No front, artigo de Montserrat Martins
Imagem: ABr
[EcoDebate] Participar de uma campanha distribuindo panfletos na rua, ouvindo histórias de todos os tipos, é uma experiência e tanto: é um aprendizado sobre as pessoas, muito mais do que sobre a política em si mesma. Senti necessidade de fazer esse relato como se eu fosse um correspondente de um front de batalha, registrando as impressões do dia a dia e o que isso está influenciando no seu modo de ver a vida.

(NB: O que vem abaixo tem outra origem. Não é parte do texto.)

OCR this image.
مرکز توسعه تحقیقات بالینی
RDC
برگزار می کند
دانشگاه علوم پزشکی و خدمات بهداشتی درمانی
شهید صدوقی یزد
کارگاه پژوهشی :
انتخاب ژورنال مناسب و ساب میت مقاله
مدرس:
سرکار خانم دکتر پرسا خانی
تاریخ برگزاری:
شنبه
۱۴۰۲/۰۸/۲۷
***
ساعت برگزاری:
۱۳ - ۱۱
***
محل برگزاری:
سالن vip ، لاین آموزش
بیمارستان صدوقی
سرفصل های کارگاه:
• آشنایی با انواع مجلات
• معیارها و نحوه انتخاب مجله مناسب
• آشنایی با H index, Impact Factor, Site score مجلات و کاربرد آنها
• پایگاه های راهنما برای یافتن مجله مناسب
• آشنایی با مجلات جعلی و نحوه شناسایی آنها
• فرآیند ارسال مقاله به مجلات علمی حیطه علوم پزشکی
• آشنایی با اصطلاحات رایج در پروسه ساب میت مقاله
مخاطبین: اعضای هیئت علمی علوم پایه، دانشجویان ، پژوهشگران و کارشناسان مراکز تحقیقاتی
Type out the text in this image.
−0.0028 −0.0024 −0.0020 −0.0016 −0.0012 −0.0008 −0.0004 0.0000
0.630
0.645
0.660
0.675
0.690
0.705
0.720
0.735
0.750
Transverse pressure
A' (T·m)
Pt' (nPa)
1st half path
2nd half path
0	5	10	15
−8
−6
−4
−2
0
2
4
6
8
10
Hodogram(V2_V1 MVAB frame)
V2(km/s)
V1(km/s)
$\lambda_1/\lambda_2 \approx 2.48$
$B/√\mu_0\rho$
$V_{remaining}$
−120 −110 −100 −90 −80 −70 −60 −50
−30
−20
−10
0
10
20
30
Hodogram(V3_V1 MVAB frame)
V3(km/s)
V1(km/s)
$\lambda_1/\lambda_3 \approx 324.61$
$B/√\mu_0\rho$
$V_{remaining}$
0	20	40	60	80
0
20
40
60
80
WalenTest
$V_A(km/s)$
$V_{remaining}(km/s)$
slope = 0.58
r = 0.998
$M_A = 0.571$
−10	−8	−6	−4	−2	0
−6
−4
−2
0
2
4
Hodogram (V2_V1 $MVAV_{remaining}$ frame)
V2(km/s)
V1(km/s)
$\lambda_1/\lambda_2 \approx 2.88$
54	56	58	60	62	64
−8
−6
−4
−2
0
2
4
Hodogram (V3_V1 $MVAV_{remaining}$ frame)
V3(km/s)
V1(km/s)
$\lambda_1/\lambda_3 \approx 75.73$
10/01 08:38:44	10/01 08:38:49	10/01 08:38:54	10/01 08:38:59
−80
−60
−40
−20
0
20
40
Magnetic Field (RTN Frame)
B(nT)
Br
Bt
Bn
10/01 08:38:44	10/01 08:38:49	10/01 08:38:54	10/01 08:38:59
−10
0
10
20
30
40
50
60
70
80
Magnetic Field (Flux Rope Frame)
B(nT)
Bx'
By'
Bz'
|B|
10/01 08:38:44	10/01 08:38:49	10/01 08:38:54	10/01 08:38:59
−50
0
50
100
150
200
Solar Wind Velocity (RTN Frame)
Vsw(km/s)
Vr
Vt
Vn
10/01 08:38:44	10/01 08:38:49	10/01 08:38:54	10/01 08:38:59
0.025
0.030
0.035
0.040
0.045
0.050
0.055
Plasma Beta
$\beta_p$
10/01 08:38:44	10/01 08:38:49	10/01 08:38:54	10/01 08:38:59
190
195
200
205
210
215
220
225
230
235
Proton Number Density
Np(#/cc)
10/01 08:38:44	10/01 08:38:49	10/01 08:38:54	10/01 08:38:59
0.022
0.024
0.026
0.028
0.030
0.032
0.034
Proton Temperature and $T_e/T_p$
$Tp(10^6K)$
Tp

O que significa colocar uma placa de um candidato em casa, em troca de dinheiro ? A lei proíbe, mas essa lei ainda não entrou em vigor na nossa cultura, está disseminado o hábito de ganhar um “troco” nessa época vendendo espaços para colocar placas. A vida é mais dura ainda em alguns territórios onde aqueles que resistem a colocar placas são “intimados” com revólver para fazer isso, por algum candidato. Prática comum em gangues de tráfico, “intimar” com arma ainda é um método de fazer política em algumas regiões.
Também ouvi relatos de controle de distribuição de produtos essenciais, por parte de candidatos que dominam tais negócios. Quer dizer, quem não garantir o voto fica sem o produto. E de regiões onde as pessoas se inscrevem como “fiscais” do dia da eleição não para fiscalizar, mas para fazer a própria boca-de-urna com mais liberdade de trânsito, entrando e saindo das seções eleitorais. Contam casos em que essas pessoas tiram das mãos dos eleitores a “cola” com o número do candidato que eles levam e os “intimam” a trocar pelo número do candidato deles.
O chamado “coronelismo” e as práticas históricas de “currais eleitorais” e do “voto a cabresto”, do tempo em que o voto era controlado por pedaços de papel identificáveis, persiste mesmo nos tempos de urnas eletrônicas. O mais incrível dos relatos que tenho ouvido, é que até hoje tem dado certo em muitas regiões, em que apenas numa eleição recente houve um caso de impugnação de alguém em tal “sistema” de eleição, mas não a ponto de inibir a continuação da prática. O caso foi tido pela famosa “exceção da regra”.
Encerro esse “diário do front” filosofando sobre a longa história da evolução humana. Não me digam que nada mudou, mesmo havendo hoje novas formas de exploração de pessoas por outras, costumam ser mais sutis, sabemos que as do passado eram ainda piores, mais brutais. Mas é verdade que muitas práticas de dominação grosseira teimam em resistir ao tempo, sob uma aparente passividade da sociedade, que ainda custa em reagir. Talvez por falta de convicção de que possamos evoluir, mesmo.
Compreendi que não adianta separar “políticos” das outras pessoas. Não ser político não isenta ninguém da nossa cultura, dos nossos hábitos sociais ainda tão corrompidos. Ainda há muito caminho a percorrer até podermos dizer que somos realmente “civilizados”.
Montserrat Martins, Colunista do Portal EcoDebate, é Psiquiatra.